You've answered your own question. You say you're familiar with the fact that $(-b)c = -bc$ and $b(-d) = -bd$ in a ring. Now, if you write down a definition of multiplication that satisfies all of those properties, you get a ring structure on the set of equivalence classes, and $(-b)c = -bc$ and $b(-d) = -bd$ in a ring...!

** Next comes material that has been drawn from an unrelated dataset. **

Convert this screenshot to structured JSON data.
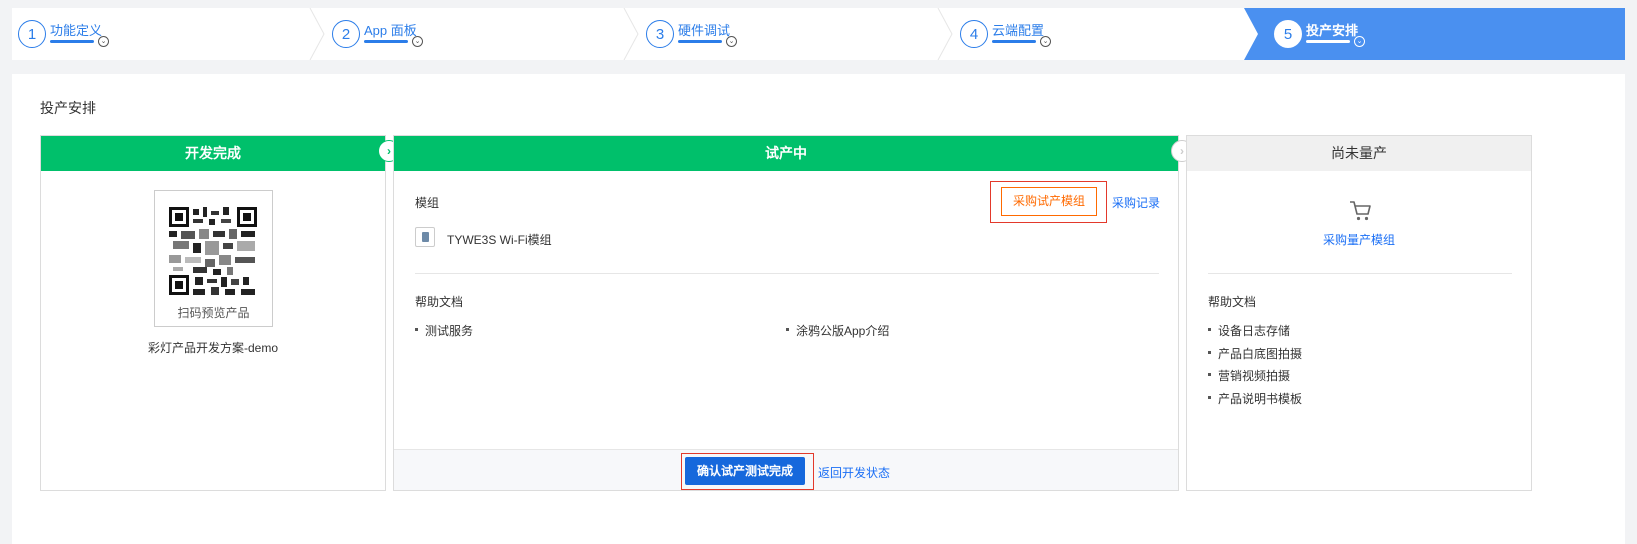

Perhaps some extra generality will make this argument seem less circular. You have a rig $R$. This rig has an underlying additive monoid $M = (R, +)$. This abelian monoid has a Grothendieck group $G(M)$, which is the universal group into which $M$ maps. More precisely, there is a forgetful functor $F : \text{Ab} \to \text{CMon}$ from the category of abelian groups to the category of commutative monoids, and the Grothendieck group functor is its left adjoint. $G(M)$ consists of equivalence classes of formal expressions $m - n$ where $m, n \in M$ with addition defined as expected.

Now you want to put a ring structure on $G(M)$ compatible with the multiplication on $R$. It turns out that what you are actually constructing is the universal ring into which $R$ maps; more precisely, there is a forgetful functor from the category of rings to the category of rigs and you are constructing its left adjoint. Well, in any such ring we need $$(a - b)(c - d) = ac - bc - ad + bd$$

as you well know, so this is the unique possible ring structure on $G(M)$ compatible with the multiplication on $R$ (and distributivity, inverses, etc.) if it is well-defined. This is a general property of adjoint functors (they are unique up to unique isomorphism if they exist). The only thing left is to verify that it actually works.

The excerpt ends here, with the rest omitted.